God was Fathering me. I couldn’t make myself go against my convictions or bend on personal integrity. I would rather have a clear conscience before God than money made dirty by me being half-heartedly in a position. I had to follow Jesus into the unknown. Jordan was amazing through it all, but we did not know what we were going to do. Without clear direction, I started putting resumes out to churches and prayed for guidance.
In the meantime, I had to get a job. I landed a gig with a friend of mine at a plumbing supply warehouse. It was a good job but it was a challenge. Not that the work was a challenge, it was my internal life that was difficult. I remember a moment, it was freezing outside, I was counting pvc pipes for inventory, and I had been getting crickets in return for all the resumes I sent out. Hard questions and thoughts were stirring around in me: “Am I done with ministry? God did I miss this thing? Do you even want me to preach? What am I doing in life? I am a failure!” Looking back I can see I was wrestling with identity stuff. Who am I when I am not pastoring? I didn’t know.

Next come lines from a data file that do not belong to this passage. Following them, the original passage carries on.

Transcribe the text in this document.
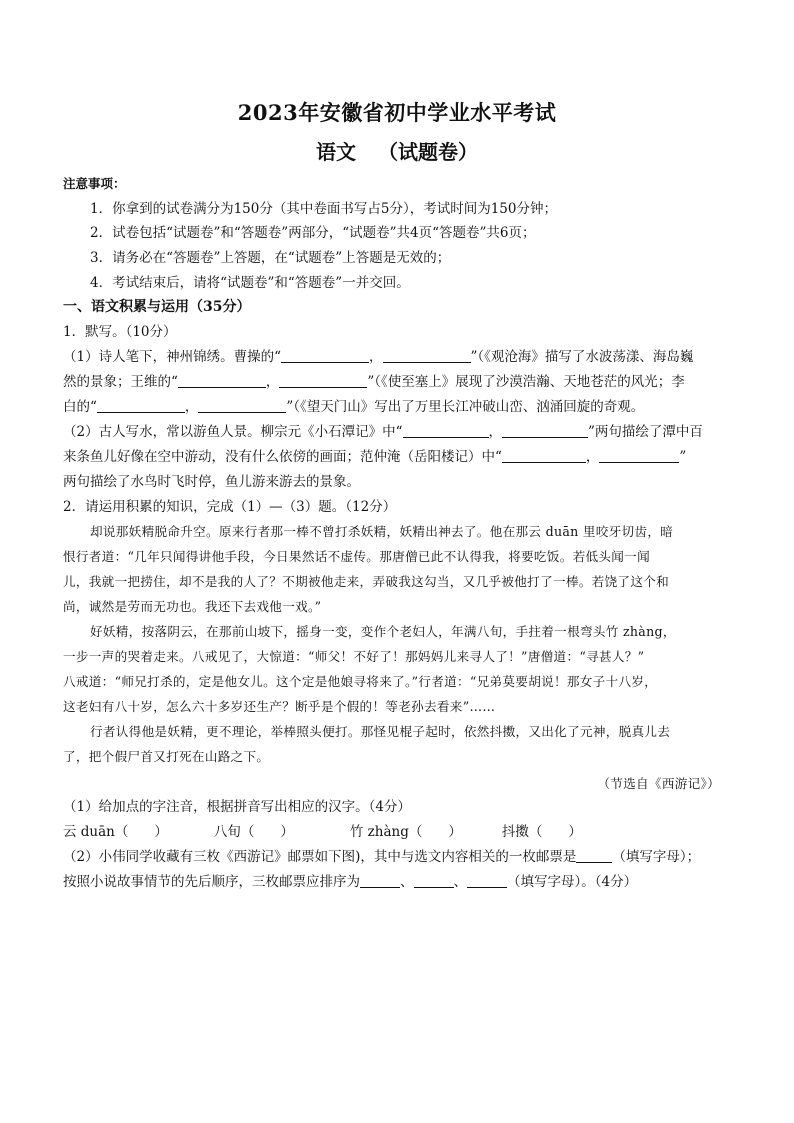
2023年安徽省初中学业水平考试
语文 （试题卷）
注意事项：
1．你拿到的试卷满分为150分（其中卷面书写占5分），考试时间为150分钟；
2．试卷包括“试题卷”和“答题卷”两部分，“试题卷”共4页“答题卷”共6页；
3．请务必在“答题卷”上答题，在“试题卷”上答题是无效的；
4．考试结束后，请将“试题卷”和“答题卷”一并交回。
一、语文积累与运用（35分）
1．默写。（10分）
（1）诗人笔下，神州锦绣。曹操的“	，	”（《观沧海》描写了水波荡漾、海岛巍
然的景象；王维的“	，	”（《使至塞上》展现了沙漠浩瀚、天地苍茫的风光；李
白的“	，	”（《望天门山》写出了万里长江冲破山峦、汹涌回旋的奇观。
（2）古人写水，常以游鱼人景。柳宗元《小石潭记》中“	，	”两句描绘了潭中百
来条鱼儿好像在空中游动，没有什么依傍的画面；范仲淹（岳阳楼记）中“	，	”
两句描绘了水鸟时飞时停，鱼儿游来游去的景象。
2．请运用积累的知识，完成（1）—（3）题。（12分）
却说那妖精脱命升空。原来行者那一棒不曾打杀妖精，妖精出神去了。他在那云 duān 里咬牙切齿，暗
恨行者道：“几年只闻得讲他手段，今日果然话不虚传。那唐僧已此不认得我，将要吃饭。若低头闻一闻
儿，我就一把捞住，却不是我的人了？不期被他走来，弄破我这勾当，又几乎被他打了一棒。若饶了这个和
尚，诚然是劳而无功也。我还下去戏他一戏。”
好妖精，按落阴云，在那前山坡下，摇身一变，变作个老妇人，年满八旬，手拄着一根弯头竹 zhàng，
一步一声的哭着走来。八戒见了，大惊道：“师父！不好了！那妈妈儿来寻人了！”唐僧道：“寻甚人？”
八戒道：“师兄打杀的，定是他女儿。这个定是他娘寻将来了。”行者道：“兄弟莫要胡说！那女子十八岁，
这老妇有八十岁，怎么六十多岁还生产？断乎是个假的！等老孙去看来”……
行者认得他是妖精，更不理论，举棒照头便打。那怪见棍子起时，依然抖擞，又出化了元神，脱真儿去
了，把个假尸首又打死在山路之下。
（节选自《西游记》）
（1）给加点的字注音，根据拼音写出相应的汉字。（4分）
云 duān（ ）	八旬（ ）	竹 zhàng（ ）	抖擞（ ）
（2）小伟同学收藏有三枚《西游记》邮票如下图)，其中与选文内容相关的一枚邮票是	（填写字母）；
按照小说故事情节的先后顺序，三枚邮票应排序为	、	、	（填写字母）。（4分）
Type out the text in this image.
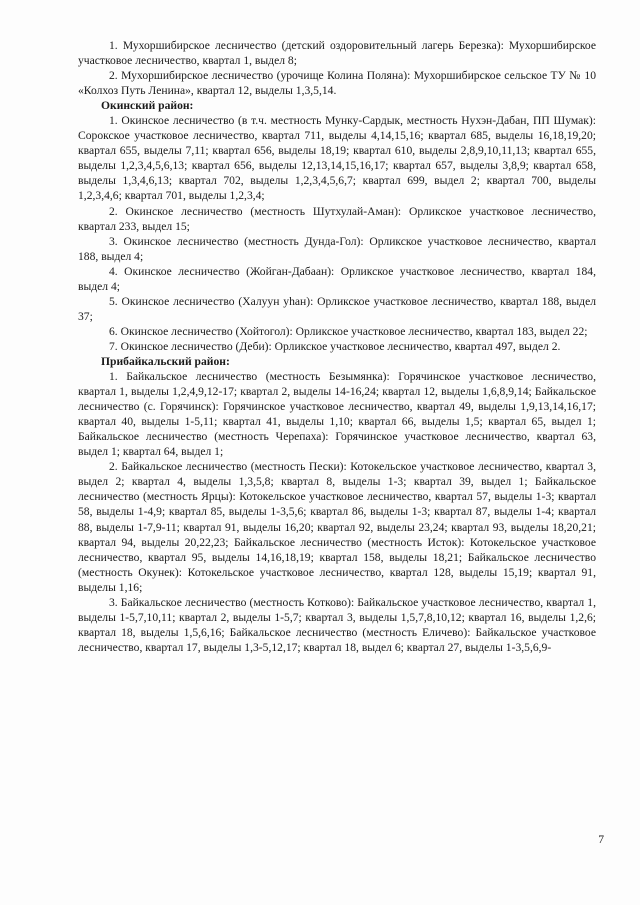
1. Мухоршибирское лесничество (детский оздоровительный лагерь Березка): Мухоршибирское участковое лесничество, квартал 1, выдел 8;

2. Мухоршибирское лесничество (урочище Колина Поляна): Мухоршибирское сельское ТУ № 10 «Колхоз Путь Ленина», квартал 12, выделы 1,3,5,14.

Окинский район:

1. Окинское лесничество (в т.ч. местность Мунку-Сардык, местность Нухэн-Дабан, ПП Шумак): Сорокское участковое лесничество, квартал 711, выделы 4,14,15,16; квартал 685, выделы 16,18,19,20; квартал 655, выделы 7,11; квартал 656, выделы 18,19; квартал 610, выделы 2,8,9,10,11,13; квартал 655, выделы 1,2,3,4,5,6,13; квартал 656, выделы 12,13,14,15,16,17; квартал 657, выделы 3,8,9; квартал 658, выделы 1,3,4,6,13; квартал 702, выделы 1,2,3,4,5,6,7; квартал 699, выдел 2; квартал 700, выделы 1,2,3,4,6; квартал 701, выделы 1,2,3,4;

2. Окинское лесничество (местность Шутхулай-Аман): Орликское участковое лесничество, квартал 233, выдел 15;

3. Окинское лесничество (местность Дунда-Гол): Орликское участковое лесничество, квартал 188, выдел 4;

4. Окинское лесничество (Жойган-Дабаан): Орликское участковое лесничество, квартал 184, выдел 4;

5. Окинское лесничество (Халуун уhан): Орликское участковое лесничество, квартал 188, выдел 37;

6. Окинское лесничество (Хойтогол): Орликское участковое лесничество, квартал 183, выдел 22;

7. Окинское лесничество (Деби): Орликское участковое лесничество, квартал 497, выдел 2.

Прибайкальский район:

1. Байкальское лесничество (местность Безымянка): Горячинское участковое лесничество, квартал 1, выделы 1,2,4,9,12-17; квартал 2, выделы 14-16,24; квартал 12, выделы 1,6,8,9,14; Байкальское лесничество (с. Горячинск): Горячинское участковое лесничество, квартал 49, выделы 1,9,13,14,16,17; квартал 40, выделы 1-5,11; квартал 41, выделы 1,10; квартал 66, выделы 1,5; квартал 65, выдел 1; Байкальское лесничество (местность Черепаха): Горячинское участковое лесничество, квартал 63, выдел 1; квартал 64, выдел 1;

2. Байкальское лесничество (местность Пески): Котокельское участковое лесничество, квартал 3, выдел 2; квартал 4, выделы 1,3,5,8; квартал 8, выделы 1-3; квартал 39, выдел 1; Байкальское лесничество (местность Ярцы): Котокельское участковое лесничество, квартал 57, выделы 1-3; квартал 58, выделы 1-4,9; квартал 85, выделы 1-3,5,6; квартал 86, выделы 1-3; квартал 87, выделы 1-4; квартал 88, выделы 1-7,9-11; квартал 91, выделы 16,20; квартал 92, выделы 23,24; квартал 93, выделы 18,20,21; квартал 94, выделы 20,22,23; Байкальское лесничество (местность Исток): Котокельское участковое лесничество, квартал 95, выделы 14,16,18,19; квартал 158, выделы 18,21; Байкальское лесничество (местность Окунек): Котокельское участковое лесничество, квартал 128, выделы 15,19; квартал 91, выделы 1,16;

3. Байкальское лесничество (местность Котково): Байкальское участковое лесничество, квартал 1, выделы 1-5,7,10,11; квартал 2, выделы 1-5,7; квартал 3, выделы 1,5,7,8,10,12; квартал 16, выделы 1,2,6; квартал 18, выделы 1,5,6,16; Байкальское лесничество (местность Еличево): Байкальское участковое лесничество, квартал 17, выделы 1,3-5,12,17; квартал 18, выдел 6; квартал 27, выделы 1-3,5,6,9-

7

The “wilderness” time at the plumbing warehouse only lasted three months. Gosh, that is not very long. But, wow, did it feel longer than that! Again, not because the work, because the questions. Then I got a call. It was a pastor friend of mine one town over. This older pastor said, “Jared, I have known for five years now, you are the guy who is going to replace me as pastor.”
To say I was excited is way too much of an understatement. Jordan and I were both thrilled, God was directing us! But then we were told about the process and the pay. From every external judgment, this move was a step backward. I was told this process would be done in stages. First I would come on as the pastors assistant (aka Dwight Schrute), then associate pastor, and after two years, pastor. This story will develop over the next couple years but you will have to wait till the Year 8 article to hear about that.
I learned two big things I think other pastors need to learn as well. First, the pastors identity cannot be in his title. Who you are is not what you do. Life with God followed me beyond the title “Campus Pastor” and into the warehouse. You are not your gifts, you are not what you do. If you never preach again, it’s going to be okay. Christ is not for you because you do His work. God is for you and loves you apart from what you do, because of Christ work for you.
Secondly, I learned that ministry success is not like business success. Often, greater trust in Christ comes not from the greater position but in being forced to sit in the lower seat. Others may look at you and think, “Wow you are moving down the ladder of life.” But, don’t forget, the Kingdom of God always looks upside down. More times than not, when we have setbacks, it is God calling us to himself. So take heart, wondering pastor. God is not done with you. That may not mean you ever pastor again. But he is not done with you.